Sayang, pulang menjadi rindu terberat, rindu menanam canda tawa, olok-olokkan sampai tangis pecah sebagai luka, sebagai kenangan terindah.
Dulu, awal saling kenal, kita menyusuri pematang sawah, mengejar kupu-kupu sebagai cara bertemu melepas kangen.
Kupu-kupu banyak warna mengitari persawahan hijau nan sejuk, kita mengejar hingga menginjak padi-padi yang sudah tumbuh ditanam petani tak kita hiraukan.
"Tapi, setelah dewasa, kita menjadi ruang gelap yang ditutupi debu, entah siapa yang mengajarinya?"

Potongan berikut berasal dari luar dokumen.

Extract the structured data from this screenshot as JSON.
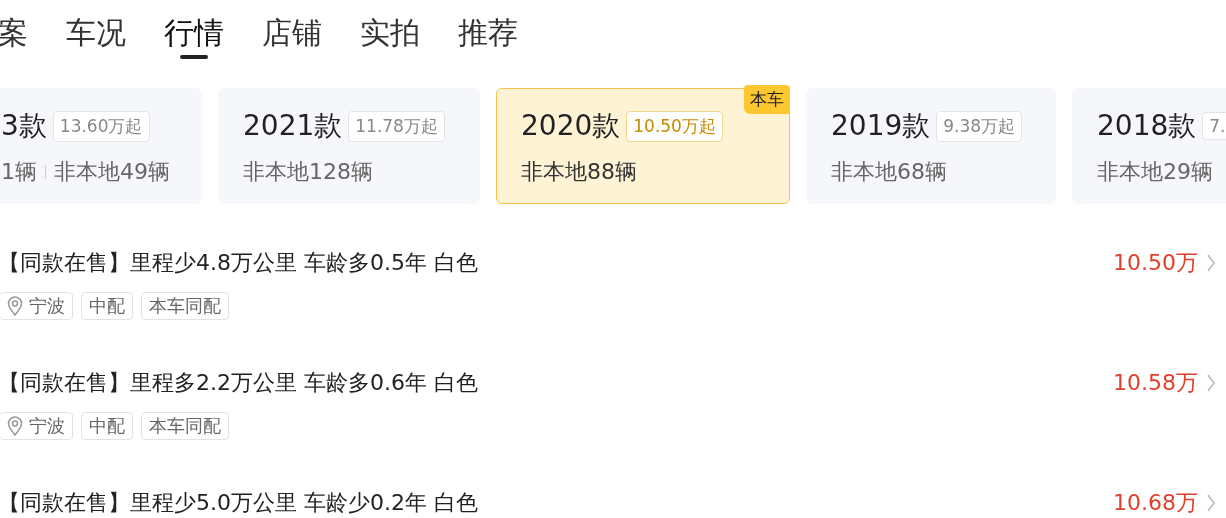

Tiap kali ketemu di jalanan, diam sebagai alasan tuk tak lagi bertegur sapa, seakan akan  kita merubah arah hidup menjadi parasit.
"Tubuh kita makin segar disuapin vitamin, tapi perilaku dan cara menanam nilai-nilai kebaikan ke sesama terkikis, alam pun kita gigit karena amarah yang belum terobati"
Perih memang, tetesan amarah tumbuh dalam daging yang sejatinya adalah rumah-Nya, masih menjadi kotor.
"Sayang, pulang menjadi rindu terberat bila saling menerima, melepas penat ke pelukan hangat, teringat sewaktu kecil dulu kita diajari memakai jaket supaya tak dingin".
Masih ingatkah ucapan kita saat mengejar kupu-kupu di pematang sawah?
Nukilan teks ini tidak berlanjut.